Dead records accumulate as documents are updated or deleted. compact() rewrites the file in a single forward pass, keeping only live data:
db.compact();After compaction, all in-memory indexes are refreshed automatically.
insertMany, updateMany, and deleteMany are crash-safe: if the process is killed mid-batch, the partial batch is silently discarded on the next open. Either all operations are visible or none are.
open() creates a .lock file next to the database file. A second open() on the same path from a different process will throw. Stale locks left by crashed processes are detected via PID check and cleared automatically.
Pocket DB is designed for single-process use. Multiple concurrent writers on the same file are not supported.
Pocket DB is written in TypeScript and ships its own type declarations. All public types are exported from the package root:
import type {
Database, Collection, Cursor,
InsertOneResult, InsertManyResult,
UpdateResult, ReplaceOneResult,
DeleteOneResult, DeleteManyResult,
CreateIndexResult, DropIndexResult, DropResult,
OpenOptions, SortDirection
} from "pocket-db";The docs/ folder contains in-depth documentation available as a wiki:
- File format — binary layout, record structure, U29 encoding
- Storage semantics — replay rules, write path, crash recovery
- Query & update model — operators, compilation, cursor semantics
- Indexes — primary index, StringIndex, NumberIndex, query planner
- Compaction — algorithm, invariants, secondary index refresh
Pocket DB is benchmarked against several alternative embedded stores on a collection of 1,000 documents across ten common operations. The numbers below are ops/sec on an Apple M-series machine — higher is better. An asterisk marks the fastest adapter for each operation.

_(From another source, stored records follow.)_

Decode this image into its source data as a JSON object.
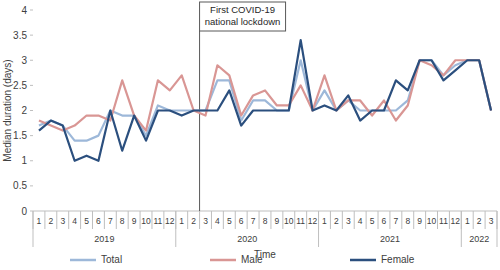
{
  "chart_data": {
    "type": "line",
    "y_label": "Median duration (days)",
    "x_label": "Time",
    "categories": [
      "1",
      "2",
      "3",
      "4",
      "5",
      "6",
      "7",
      "8",
      "9",
      "10",
      "11",
      "12",
      "1",
      "2",
      "3",
      "4",
      "5",
      "6",
      "7",
      "8",
      "9",
      "10",
      "11",
      "12",
      "1",
      "2",
      "3",
      "4",
      "5",
      "6",
      "7",
      "8",
      "9",
      "10",
      "11",
      "12",
      "1",
      "2",
      "3"
    ],
    "groups": [
      {
        "label": "2019",
        "size": 12
      },
      {
        "label": "2020",
        "size": 12
      },
      {
        "label": "2021",
        "size": 12
      },
      {
        "label": "2022",
        "size": 3
      }
    ],
    "series": [
      {
        "name": "Total",
        "color": "#9db8d9",
        "values": [
          1.7,
          1.8,
          1.7,
          1.4,
          1.4,
          1.5,
          2.0,
          1.9,
          1.9,
          1.5,
          2.1,
          2.0,
          2.0,
          2.0,
          2.0,
          2.6,
          2.6,
          1.8,
          2.2,
          2.2,
          2.0,
          2.0,
          3.0,
          2.0,
          2.4,
          2.0,
          2.2,
          2.0,
          2.0,
          2.0,
          2.0,
          2.2,
          3.0,
          3.0,
          2.7,
          2.9,
          3.0,
          3.0,
          2.0
        ]
      },
      {
        "name": "Male",
        "color": "#d99694",
        "values": [
          1.8,
          1.7,
          1.6,
          1.7,
          1.9,
          1.9,
          1.8,
          2.6,
          1.9,
          1.6,
          2.6,
          2.4,
          2.7,
          2.0,
          1.9,
          2.9,
          2.7,
          1.9,
          2.3,
          2.4,
          2.1,
          2.1,
          2.5,
          2.0,
          2.7,
          2.0,
          2.2,
          2.2,
          1.9,
          2.2,
          1.8,
          2.1,
          3.0,
          2.9,
          2.7,
          3.0,
          3.0,
          3.0,
          2.0
        ]
      },
      {
        "name": "Female",
        "color": "#2b4f7e",
        "values": [
          1.6,
          1.8,
          1.7,
          1.0,
          1.1,
          1.0,
          2.0,
          1.2,
          1.9,
          1.4,
          2.0,
          2.0,
          1.9,
          2.0,
          2.0,
          2.0,
          2.4,
          1.7,
          2.0,
          2.0,
          2.0,
          2.0,
          3.4,
          2.0,
          2.1,
          2.0,
          2.3,
          1.8,
          2.0,
          2.0,
          2.6,
          2.4,
          3.0,
          3.0,
          2.6,
          2.8,
          3.0,
          3.0,
          2.0
        ]
      }
    ],
    "annotations": [
      {
        "lines": [
          "First COVID-19",
          "national lockdown"
        ],
        "position": 13.5
      }
    ],
    "ylim": [
      0,
      4
    ],
    "yticks": [
      0,
      0.5,
      1,
      1.5,
      2,
      2.5,
      3,
      3.5,
      4
    ],
    "grid": false,
    "legend": "bottom"
  }
}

Benchmark results — 1,000 documents
────────────────────────────────────────────────────────────────────────────────────────────────────────────────────────────────────
Operation pocket-db sqlite (memory) sqlite (file) json-file lowdb lokijs
────────────────────────────────────────────────────────────────────────────────────────────────────────────────────────────────────
insertOne 198,177 226,278 * 4,421 3,893 2,256 1,004
insertMany (100) 2,345 2,963 * 402 788 628 264
findById 142,776 1,064,774 248,942 12,532,585 * 321,548 4,061,606
findAll 96 361 361 115,774 870,822 * 1,179
findByName (scan) 97 536 524 19,579 24,235 * 8,222
findByRole (index) 277 884 887 18,527 21,796 * 3,215
updateOne 97,889 423,072 * 2,675 784 566 188
deleteOne 454,402 465,026 * 5,551 924 663 220
countAll 12,038 2,233,389 285,285 42,553,191 * 34,914,251 37,348,273
sortByScore (desc) 91 293 293 4,947 5,099 * 1,123
────────────────────────────────────────────────────────────────────────────────────────────────────────────────────────────────────
All values in ops/sec. * = fastest for this operation.

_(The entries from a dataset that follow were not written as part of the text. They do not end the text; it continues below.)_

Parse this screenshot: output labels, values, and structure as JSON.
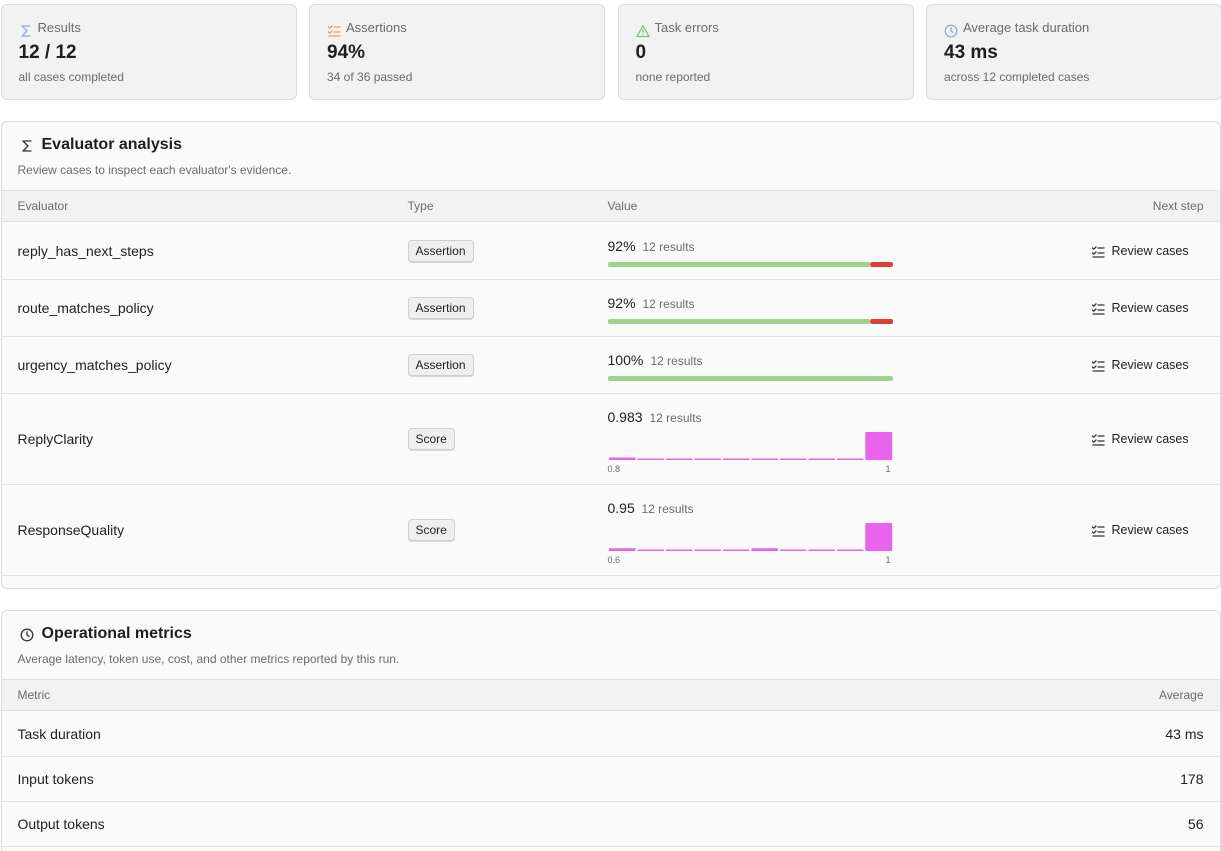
{
  "stats": [
    {
      "label": "Results",
      "value": "12 / 12",
      "detail": "all cases completed"
    },
    {
      "label": "Assertions",
      "value": "94%",
      "detail": "34 of 36 passed"
    },
    {
      "label": "Task errors",
      "value": "0",
      "detail": "none reported"
    },
    {
      "label": "Average task duration",
      "value": "43 ms",
      "detail": "across 12 completed cases"
    }
  ],
  "evaluators": {
    "title": "Evaluator analysis",
    "subtitle": "Review cases to inspect each evaluator's evidence.",
    "columns": [
      "Evaluator",
      "Type",
      "Value",
      "Next step"
    ],
    "rows": [
      {
        "name": "reply_has_next_steps",
        "type": "Assertion",
        "value": 92,
        "value_label": "92%",
        "count": "12 results",
        "action": "Review cases"
      },
      {
        "name": "route_matches_policy",
        "type": "Assertion",
        "value": 92,
        "value_label": "92%",
        "count": "12 results",
        "action": "Review cases"
      },
      {
        "name": "urgency_matches_policy",
        "type": "Assertion",
        "value": 100,
        "value_label": "100%",
        "count": "12 results",
        "action": "Review cases"
      },
      {
        "name": "ReplyClarity",
        "type": "Score",
        "value_label": "0.983",
        "count": "12 results",
        "action": "Review cases",
        "histogram": {
          "bins": [
            0.8,
            0.82,
            0.84,
            0.86,
            0.88,
            0.9,
            0.92,
            0.94,
            0.96,
            0.98,
            1
          ],
          "counts": [
            1,
            0,
            0,
            0,
            0,
            0,
            0,
            0,
            0,
            11
          ],
          "xlim": [
            0.8,
            1
          ],
          "xticks": [
            0.8,
            1
          ]
        }
      },
      {
        "name": "ResponseQuality",
        "type": "Score",
        "value_label": "0.95",
        "count": "12 results",
        "action": "Review cases",
        "histogram": {
          "bins": [
            0.6,
            0.64,
            0.68,
            0.72,
            0.76,
            0.8,
            0.84,
            0.88,
            0.92,
            0.96,
            1
          ],
          "counts": [
            1,
            0,
            0,
            0,
            0,
            1,
            0,
            0,
            0,
            10
          ],
          "xlim": [
            0.6,
            1
          ],
          "xticks": [
            0.6,
            1
          ]
        }
      }
    ]
  },
  "metrics": {
    "title": "Operational metrics",
    "subtitle": "Average latency, token use, cost, and other metrics reported by this run.",
    "columns": [
      "Metric",
      "Average"
    ],
    "rows": [
      [
        "Task duration",
        "43 ms"
      ],
      [
        "Input tokens",
        "178"
      ],
      [
        "Output tokens",
        "56"
      ]
    ]
  }
}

What these numbers reveal:
The append-only log design is the reason pocket-db's write throughput is competitive with SQLite in-memory for inserts and faster than everything else for deletes and single-document updates. Every mutation is a single sequential write — there is no B-tree rebalancing, no page allocation, and no full-file reserialisation. deleteOne and updateOne are particularly cheap because they only append a tombstone or a replacement record and update the in-memory index pointer.

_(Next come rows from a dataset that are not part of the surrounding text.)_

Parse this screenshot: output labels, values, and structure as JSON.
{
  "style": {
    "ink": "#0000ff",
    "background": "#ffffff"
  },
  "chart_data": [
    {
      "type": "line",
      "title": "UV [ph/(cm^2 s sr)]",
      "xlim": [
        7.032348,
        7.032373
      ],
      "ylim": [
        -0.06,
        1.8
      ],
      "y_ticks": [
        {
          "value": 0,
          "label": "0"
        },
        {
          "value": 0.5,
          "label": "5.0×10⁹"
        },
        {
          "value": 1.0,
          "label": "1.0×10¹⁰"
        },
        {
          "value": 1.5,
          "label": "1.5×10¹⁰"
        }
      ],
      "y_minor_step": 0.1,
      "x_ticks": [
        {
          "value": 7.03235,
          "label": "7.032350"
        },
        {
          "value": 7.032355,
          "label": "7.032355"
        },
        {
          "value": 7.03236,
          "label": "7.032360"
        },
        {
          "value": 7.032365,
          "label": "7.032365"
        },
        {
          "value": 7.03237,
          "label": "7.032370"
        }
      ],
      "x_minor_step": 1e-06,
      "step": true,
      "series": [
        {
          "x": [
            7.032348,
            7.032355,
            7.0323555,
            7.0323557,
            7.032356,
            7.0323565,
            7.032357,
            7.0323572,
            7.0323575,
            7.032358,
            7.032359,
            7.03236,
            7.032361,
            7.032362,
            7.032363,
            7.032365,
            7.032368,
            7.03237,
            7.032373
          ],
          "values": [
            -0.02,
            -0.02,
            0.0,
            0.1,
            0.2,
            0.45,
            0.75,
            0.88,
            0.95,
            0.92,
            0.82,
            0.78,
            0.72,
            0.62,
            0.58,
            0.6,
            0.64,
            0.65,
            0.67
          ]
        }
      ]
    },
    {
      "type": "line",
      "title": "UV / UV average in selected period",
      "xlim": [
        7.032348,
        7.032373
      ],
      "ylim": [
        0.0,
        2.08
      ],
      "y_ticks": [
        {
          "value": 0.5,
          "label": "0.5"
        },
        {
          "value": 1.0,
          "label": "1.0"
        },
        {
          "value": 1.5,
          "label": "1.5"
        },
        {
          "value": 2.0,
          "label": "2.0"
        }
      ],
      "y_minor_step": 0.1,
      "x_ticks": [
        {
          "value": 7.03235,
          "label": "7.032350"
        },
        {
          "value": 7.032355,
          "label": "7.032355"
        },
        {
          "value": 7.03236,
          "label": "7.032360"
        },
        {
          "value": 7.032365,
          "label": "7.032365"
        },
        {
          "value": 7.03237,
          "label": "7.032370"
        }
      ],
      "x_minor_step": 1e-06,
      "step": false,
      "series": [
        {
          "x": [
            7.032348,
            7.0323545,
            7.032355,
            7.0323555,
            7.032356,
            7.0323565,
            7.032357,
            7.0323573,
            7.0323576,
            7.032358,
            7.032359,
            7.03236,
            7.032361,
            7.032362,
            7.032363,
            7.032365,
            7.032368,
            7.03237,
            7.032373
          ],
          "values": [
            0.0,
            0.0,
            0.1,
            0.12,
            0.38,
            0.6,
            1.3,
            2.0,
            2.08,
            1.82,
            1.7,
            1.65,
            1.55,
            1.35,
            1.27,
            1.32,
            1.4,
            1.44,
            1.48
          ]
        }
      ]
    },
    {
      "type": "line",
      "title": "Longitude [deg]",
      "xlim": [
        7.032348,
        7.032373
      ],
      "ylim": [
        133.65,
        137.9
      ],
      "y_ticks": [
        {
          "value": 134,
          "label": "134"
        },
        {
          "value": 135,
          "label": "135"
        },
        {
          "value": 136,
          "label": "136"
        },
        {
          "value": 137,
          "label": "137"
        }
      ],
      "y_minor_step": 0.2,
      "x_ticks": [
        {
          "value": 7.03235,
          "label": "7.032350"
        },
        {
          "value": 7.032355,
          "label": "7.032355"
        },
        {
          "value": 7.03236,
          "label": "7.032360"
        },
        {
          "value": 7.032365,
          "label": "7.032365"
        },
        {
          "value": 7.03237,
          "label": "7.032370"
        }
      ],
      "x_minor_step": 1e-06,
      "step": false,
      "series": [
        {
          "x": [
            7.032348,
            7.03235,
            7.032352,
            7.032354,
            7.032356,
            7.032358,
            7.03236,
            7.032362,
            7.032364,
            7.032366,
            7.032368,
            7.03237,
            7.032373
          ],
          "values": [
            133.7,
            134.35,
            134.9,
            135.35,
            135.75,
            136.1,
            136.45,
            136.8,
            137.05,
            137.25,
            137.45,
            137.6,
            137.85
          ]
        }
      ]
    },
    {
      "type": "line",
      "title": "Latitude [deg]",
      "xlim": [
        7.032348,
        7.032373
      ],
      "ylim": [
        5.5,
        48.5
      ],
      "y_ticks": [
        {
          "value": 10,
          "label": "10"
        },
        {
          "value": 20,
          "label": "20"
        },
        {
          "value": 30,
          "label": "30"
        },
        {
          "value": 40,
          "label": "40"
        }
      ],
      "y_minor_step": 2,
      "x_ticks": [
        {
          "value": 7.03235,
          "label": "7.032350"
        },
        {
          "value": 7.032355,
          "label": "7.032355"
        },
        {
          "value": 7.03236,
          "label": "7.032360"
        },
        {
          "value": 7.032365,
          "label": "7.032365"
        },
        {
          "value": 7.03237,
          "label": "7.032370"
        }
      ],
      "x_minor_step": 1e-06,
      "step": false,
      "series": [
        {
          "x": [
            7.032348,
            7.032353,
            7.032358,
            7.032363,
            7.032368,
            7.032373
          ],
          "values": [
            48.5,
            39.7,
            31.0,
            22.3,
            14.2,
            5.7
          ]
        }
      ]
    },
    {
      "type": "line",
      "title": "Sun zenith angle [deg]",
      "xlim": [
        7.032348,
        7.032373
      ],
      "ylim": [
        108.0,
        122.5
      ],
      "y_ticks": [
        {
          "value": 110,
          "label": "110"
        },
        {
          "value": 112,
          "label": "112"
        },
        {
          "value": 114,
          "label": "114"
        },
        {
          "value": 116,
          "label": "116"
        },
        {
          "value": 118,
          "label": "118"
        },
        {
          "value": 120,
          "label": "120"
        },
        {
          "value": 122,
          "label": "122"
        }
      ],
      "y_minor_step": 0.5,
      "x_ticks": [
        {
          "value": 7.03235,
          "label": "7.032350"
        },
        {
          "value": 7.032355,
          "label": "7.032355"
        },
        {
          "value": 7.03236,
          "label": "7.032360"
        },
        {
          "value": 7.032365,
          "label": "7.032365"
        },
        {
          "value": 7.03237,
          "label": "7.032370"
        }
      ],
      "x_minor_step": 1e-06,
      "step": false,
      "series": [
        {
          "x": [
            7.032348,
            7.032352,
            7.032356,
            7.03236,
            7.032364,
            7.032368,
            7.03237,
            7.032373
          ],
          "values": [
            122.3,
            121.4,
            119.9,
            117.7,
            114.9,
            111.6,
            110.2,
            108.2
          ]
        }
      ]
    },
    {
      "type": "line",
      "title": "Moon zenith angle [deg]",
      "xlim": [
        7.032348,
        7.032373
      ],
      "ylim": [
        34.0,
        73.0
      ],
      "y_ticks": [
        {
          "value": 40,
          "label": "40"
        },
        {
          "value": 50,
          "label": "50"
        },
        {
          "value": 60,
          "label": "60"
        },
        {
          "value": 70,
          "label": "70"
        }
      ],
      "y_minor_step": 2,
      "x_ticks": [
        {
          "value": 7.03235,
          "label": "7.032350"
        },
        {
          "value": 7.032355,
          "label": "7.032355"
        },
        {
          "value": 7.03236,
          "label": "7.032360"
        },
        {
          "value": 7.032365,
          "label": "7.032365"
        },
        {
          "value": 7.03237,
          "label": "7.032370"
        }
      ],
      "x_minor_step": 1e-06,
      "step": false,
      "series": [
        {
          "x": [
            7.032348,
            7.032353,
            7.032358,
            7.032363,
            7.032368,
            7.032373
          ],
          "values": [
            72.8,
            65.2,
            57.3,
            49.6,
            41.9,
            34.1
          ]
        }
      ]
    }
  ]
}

Reads are a different story. Unlike json-file, lowdb, or LokiJS — which serve reads entirely from in-memory structures — pocket-db currently has no document cache. Every findOne and every cursor step seeks to the document's file offset and reads from disk. This explains why in-memory adapters show several orders of magnitude higher read throughput. A read cache is planned for V2 and will reach to close this gap for hot-document workloads without changing the write model.
In short: if your workload is write-heavy or you need durability on every write, pocket-db competes well. If you need high-throughput in-memory reads and can afford to lose data on crash, a pure in-memory store will outperform it today.